La maggior parte delle persone con diabete presenta dei sintomi da attribuire allo stress negativo causato da questa condizione cronica. E visto che non si tratta di una patologia psichiatrica, ma di una sorta di burn out , andrebbe gestito dal team diabetologico e non dallo psichiatra. E non va mai sottovalutato.

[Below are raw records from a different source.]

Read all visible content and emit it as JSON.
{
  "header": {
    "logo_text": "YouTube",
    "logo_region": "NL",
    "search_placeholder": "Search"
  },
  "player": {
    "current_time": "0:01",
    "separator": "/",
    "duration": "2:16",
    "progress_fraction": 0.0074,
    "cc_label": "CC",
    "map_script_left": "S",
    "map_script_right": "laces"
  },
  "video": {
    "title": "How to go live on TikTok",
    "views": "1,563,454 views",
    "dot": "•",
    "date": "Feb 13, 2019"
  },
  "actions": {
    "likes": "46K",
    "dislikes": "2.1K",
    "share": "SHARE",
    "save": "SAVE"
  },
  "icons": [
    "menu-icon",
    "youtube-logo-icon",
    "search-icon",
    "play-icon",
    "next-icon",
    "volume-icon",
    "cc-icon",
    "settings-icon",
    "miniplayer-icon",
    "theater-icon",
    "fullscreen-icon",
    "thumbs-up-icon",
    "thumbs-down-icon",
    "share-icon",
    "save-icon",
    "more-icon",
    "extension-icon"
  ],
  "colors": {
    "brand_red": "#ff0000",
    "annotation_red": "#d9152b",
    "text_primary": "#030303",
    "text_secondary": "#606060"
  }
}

La relazione tra diabete e depressione è nota da tempo; un nuovo studio presentato al congresso dell’American Diabetes Association (ADA) dimostra che i sintomi depressivi nelle persone con diabete possono essere efficacemente ridotti da interventi mirati al trattamento dello ‘stress da diabete’ e che quello che comunemente viene etichettato come ‘depressione’, in realtà non sarebbe una patologia psichiatrica vera e propria ma una sorta di burn out da diabete, che è una patologia cronica, complessa, difficile da gestire e appunto stressante.

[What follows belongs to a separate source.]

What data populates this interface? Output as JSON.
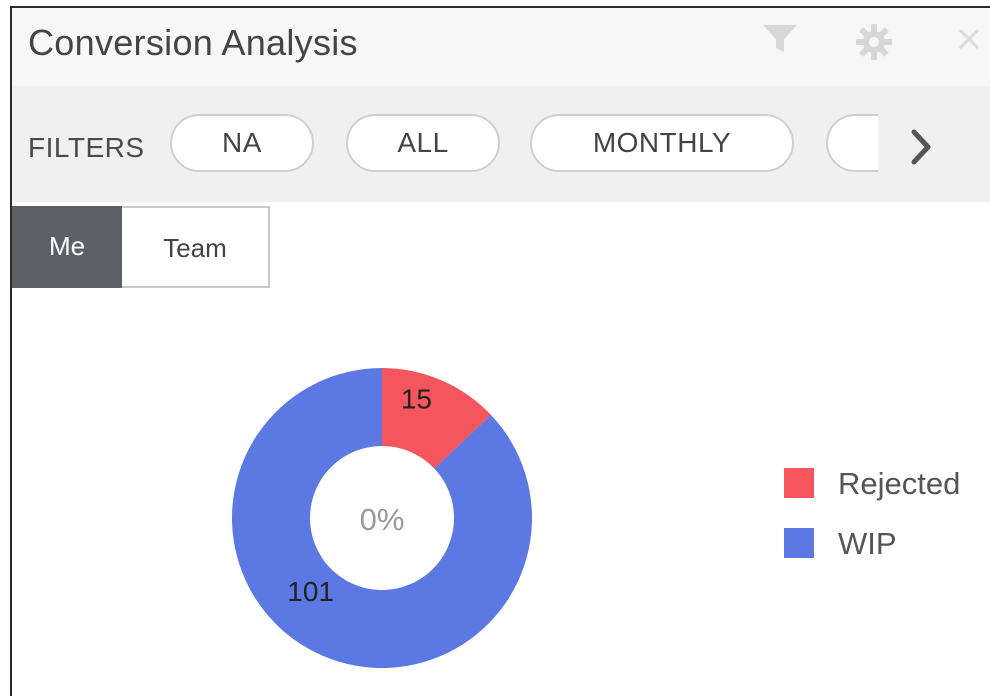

“La depressione in clinica – spiega Lawrence Fisher, Professore di Medicina di famiglia e di comunità presso la University of California di San Francisco si misura con delle scale basate su sintomi e non sulle cause; molto spesso la presenza di sintomi depressivi nelle persone con diabete riflette una condizione di stress e di burn out cronico, più che una patologia psichiatrica vera e propria.” Per tale motivo i ricercatori californiani hanno sviluppato uno strumento per misurare il ‘distress da diabete’ che individua se una persona ha presentato preoccupazione relativamente a questioni correlate al diabete, come ad esempio l’ipoglicemia. Ai pazienti è stato anche somministrato il Patient Health Questionnaire per la valutazione dei sintomi depressivi. i pazienti che presentavano elevati livelli di sintomi depressivi e di distress sono stati assegnati a tre diversi interventi, tutti mirati a ridurre il distress associato alla gestione le diabete, più che i sintomi di depressione. Un gruppo ha preso parte ad un programma di auto-gestione del diabete online, un altro, oltre a partecipare al programma online, ha ricevuto anche un assistenza individuale per la risoluzione dei problemi correlati al distress da diabete. Il terzo gruppo ha ricevuto un’assistenza personalizzata e materiale educativo sul diabete, per posta. Tutti i gruppi venivano inoltre contattati al telefono nel corso dello studio.
Tutti e tre gli interventi si sono dimostrati efficaci nel ridurre i sintomi depressivi e il distress da diabete nel corso dei 12 mesi di durata del progetto; in particolare, l’84% di quelli che presentavano una depressione di entità moderata all’ingresso, sono riusciti a ridurre sensibilmente i suoi livelli. “Questo dimostra – sottolinea Fisher – che quello che normalmente viene etichettato come psicopatologia, in realtà è stress da diabete e deve dunque essere affrontato e gestito dal team diabetologico.”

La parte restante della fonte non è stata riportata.